Post WWII: Progress vs. Red-Baiting
/In 1945, the Society boasted seven members of the government among its members, including two of its Honourable Vice-Presidents, Sir Stafford Cripps and Clement Attlee. John Platts-Mills had been elected as a Labour MP and D N Pritt as an independent MP. Both rapidly fell out of favour with the Labour government.
The Society threw itself into lobbying for a system of legal aid and the Legal Aid and Advice Act was passed in 1949. 'Law Reform Now' (1947), advocated a comprehensive criminal justice bill, the abolition of capital and corporal punishment, divorce reform and more effective rent restrictions, amongst other proposals.
At the same time, relations between the Labour Party and the Society were becoming more strained. The Labour Party had expelled Sir Stafford Cripps in 1939 (subsequently re-admitting him) and D N Pritt in 1940. The Society rejected the Labour Party’s list of proscribed organisations and continued to allow Communist Party members to join.
In 1948, Platt-Mills was expelled from the Labour Party for sending a congratulatory telegram to Pietro Nenni, the Italian socialist leader who had formed an alliance with the Communists and achieved substantial electoral successes. In December 1948, Gerald Gardiner (later Labour Lord Chancellor 1964 – 1970) tabled a motion to disqualify from Haldane membership anyone "who is a member of a political party other than the Labour Party or of any body membership of which renders him [sic] ineligible for membership of the Labour Party". This was a direct attack on Communist Party members and sympathisers within the Society. The motion was defeated at a highly charged AGM. After a series of split executive meetings, a second motion, restricting membership to members or sympathisers of the Labour Party, was put to a members’ ballot. It received the support of a majority of the membership but not the requisite two-thirds required and so it fell. The anti-Communists walked away, forming the Society of Labour Lawyers, and the Haldane Society withdrew its affiliation to the Labour Party. Ever since, we have remained firmly socialist, but equally committed to independence from any individual political party.
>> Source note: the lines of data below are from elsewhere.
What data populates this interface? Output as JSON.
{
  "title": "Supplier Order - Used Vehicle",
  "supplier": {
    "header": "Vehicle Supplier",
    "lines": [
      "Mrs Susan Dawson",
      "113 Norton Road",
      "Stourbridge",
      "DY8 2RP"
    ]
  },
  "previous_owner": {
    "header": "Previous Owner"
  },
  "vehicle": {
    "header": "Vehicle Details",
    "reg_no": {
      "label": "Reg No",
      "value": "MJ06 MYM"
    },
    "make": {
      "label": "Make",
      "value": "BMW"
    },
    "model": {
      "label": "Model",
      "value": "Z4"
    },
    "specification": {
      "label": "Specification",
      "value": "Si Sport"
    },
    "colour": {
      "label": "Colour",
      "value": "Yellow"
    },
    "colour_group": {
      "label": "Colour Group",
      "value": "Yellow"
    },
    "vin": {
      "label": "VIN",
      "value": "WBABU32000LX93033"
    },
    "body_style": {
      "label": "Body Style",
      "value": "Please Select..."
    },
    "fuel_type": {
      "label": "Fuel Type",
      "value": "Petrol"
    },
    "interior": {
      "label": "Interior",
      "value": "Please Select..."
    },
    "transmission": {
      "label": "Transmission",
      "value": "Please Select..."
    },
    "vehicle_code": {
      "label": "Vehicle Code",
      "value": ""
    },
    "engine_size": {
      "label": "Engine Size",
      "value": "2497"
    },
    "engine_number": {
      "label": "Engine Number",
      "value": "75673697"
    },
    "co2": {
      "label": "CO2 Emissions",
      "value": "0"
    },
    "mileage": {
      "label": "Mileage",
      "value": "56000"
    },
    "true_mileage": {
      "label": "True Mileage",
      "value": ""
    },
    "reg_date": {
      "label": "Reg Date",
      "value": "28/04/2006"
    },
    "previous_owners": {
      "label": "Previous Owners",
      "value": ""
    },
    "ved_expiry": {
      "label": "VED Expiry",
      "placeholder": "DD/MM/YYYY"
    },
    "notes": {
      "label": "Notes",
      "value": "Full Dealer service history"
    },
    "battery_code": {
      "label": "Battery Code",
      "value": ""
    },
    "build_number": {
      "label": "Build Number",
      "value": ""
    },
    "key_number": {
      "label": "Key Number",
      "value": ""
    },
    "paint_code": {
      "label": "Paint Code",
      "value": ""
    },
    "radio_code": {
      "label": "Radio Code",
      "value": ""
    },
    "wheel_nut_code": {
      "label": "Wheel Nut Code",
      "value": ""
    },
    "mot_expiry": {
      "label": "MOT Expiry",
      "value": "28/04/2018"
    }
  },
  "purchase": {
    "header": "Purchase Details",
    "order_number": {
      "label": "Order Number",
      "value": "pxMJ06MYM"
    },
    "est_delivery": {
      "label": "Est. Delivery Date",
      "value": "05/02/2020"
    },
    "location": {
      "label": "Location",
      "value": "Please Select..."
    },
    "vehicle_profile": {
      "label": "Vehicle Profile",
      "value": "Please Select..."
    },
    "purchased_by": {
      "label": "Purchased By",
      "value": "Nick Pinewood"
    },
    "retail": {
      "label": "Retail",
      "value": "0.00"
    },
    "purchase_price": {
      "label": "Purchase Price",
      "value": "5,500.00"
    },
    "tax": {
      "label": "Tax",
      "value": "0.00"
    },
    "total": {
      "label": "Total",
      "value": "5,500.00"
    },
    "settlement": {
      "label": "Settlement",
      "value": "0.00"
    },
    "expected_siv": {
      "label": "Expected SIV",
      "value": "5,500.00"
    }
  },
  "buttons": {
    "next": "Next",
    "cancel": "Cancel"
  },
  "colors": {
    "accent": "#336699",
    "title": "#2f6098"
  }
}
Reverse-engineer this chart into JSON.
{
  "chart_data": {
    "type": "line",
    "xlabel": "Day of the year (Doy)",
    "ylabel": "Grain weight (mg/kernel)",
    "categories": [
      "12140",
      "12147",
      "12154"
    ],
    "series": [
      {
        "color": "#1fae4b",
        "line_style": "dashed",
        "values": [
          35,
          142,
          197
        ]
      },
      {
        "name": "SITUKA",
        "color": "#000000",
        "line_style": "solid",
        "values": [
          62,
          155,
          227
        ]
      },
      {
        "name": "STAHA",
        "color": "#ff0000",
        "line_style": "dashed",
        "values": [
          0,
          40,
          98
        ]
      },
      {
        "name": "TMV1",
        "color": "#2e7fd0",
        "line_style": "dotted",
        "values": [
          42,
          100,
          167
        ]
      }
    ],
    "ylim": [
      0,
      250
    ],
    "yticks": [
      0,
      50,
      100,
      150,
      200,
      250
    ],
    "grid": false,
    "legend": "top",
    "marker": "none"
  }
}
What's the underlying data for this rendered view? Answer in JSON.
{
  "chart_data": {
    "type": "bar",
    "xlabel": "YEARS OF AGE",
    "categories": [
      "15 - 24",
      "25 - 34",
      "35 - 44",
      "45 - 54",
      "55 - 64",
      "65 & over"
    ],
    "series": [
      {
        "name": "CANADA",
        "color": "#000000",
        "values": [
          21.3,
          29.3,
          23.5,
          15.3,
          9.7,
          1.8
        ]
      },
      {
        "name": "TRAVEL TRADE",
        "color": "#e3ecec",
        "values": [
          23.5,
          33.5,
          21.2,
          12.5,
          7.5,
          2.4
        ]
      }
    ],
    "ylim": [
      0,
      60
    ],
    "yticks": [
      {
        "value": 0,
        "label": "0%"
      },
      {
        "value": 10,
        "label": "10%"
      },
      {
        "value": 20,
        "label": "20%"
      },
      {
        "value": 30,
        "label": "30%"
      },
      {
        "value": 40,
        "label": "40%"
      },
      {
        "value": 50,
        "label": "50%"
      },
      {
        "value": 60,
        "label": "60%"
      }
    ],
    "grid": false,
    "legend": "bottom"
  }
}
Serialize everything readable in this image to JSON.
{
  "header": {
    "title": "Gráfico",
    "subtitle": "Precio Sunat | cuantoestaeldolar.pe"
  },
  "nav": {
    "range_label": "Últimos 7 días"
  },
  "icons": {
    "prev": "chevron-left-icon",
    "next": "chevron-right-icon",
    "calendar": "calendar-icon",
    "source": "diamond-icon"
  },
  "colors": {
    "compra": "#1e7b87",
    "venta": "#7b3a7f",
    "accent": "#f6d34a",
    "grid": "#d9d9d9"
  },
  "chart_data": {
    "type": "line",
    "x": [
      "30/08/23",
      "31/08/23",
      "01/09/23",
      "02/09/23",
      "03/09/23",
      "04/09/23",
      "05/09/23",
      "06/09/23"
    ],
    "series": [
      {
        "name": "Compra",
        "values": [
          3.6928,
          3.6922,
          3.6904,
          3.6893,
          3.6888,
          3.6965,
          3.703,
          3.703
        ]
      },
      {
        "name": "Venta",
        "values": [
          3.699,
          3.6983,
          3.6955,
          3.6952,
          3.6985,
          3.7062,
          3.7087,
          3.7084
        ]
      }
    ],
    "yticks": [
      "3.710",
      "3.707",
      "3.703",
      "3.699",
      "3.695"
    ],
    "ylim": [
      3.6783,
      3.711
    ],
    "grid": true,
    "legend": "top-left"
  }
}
During the 1950s, the Society struggled on, despite being denounced by politicians and in the mainstream press for links to the International Association of Democratic Lawyers and for campaigning against the execution of the Rosenbergs in the US. The IADL was certainly Soviet-dominated at the time and this resulted in a great deal of debate and controversy within the Society itself. The Society also provided legal assistance to anti-colonial struggles, and sent observers to trials abroad. It continued lobbying for law reforms, publishing on rent controls, women’s rights, the legalisation of homosexuality, race discrimination, prisons, legal aid and other topics.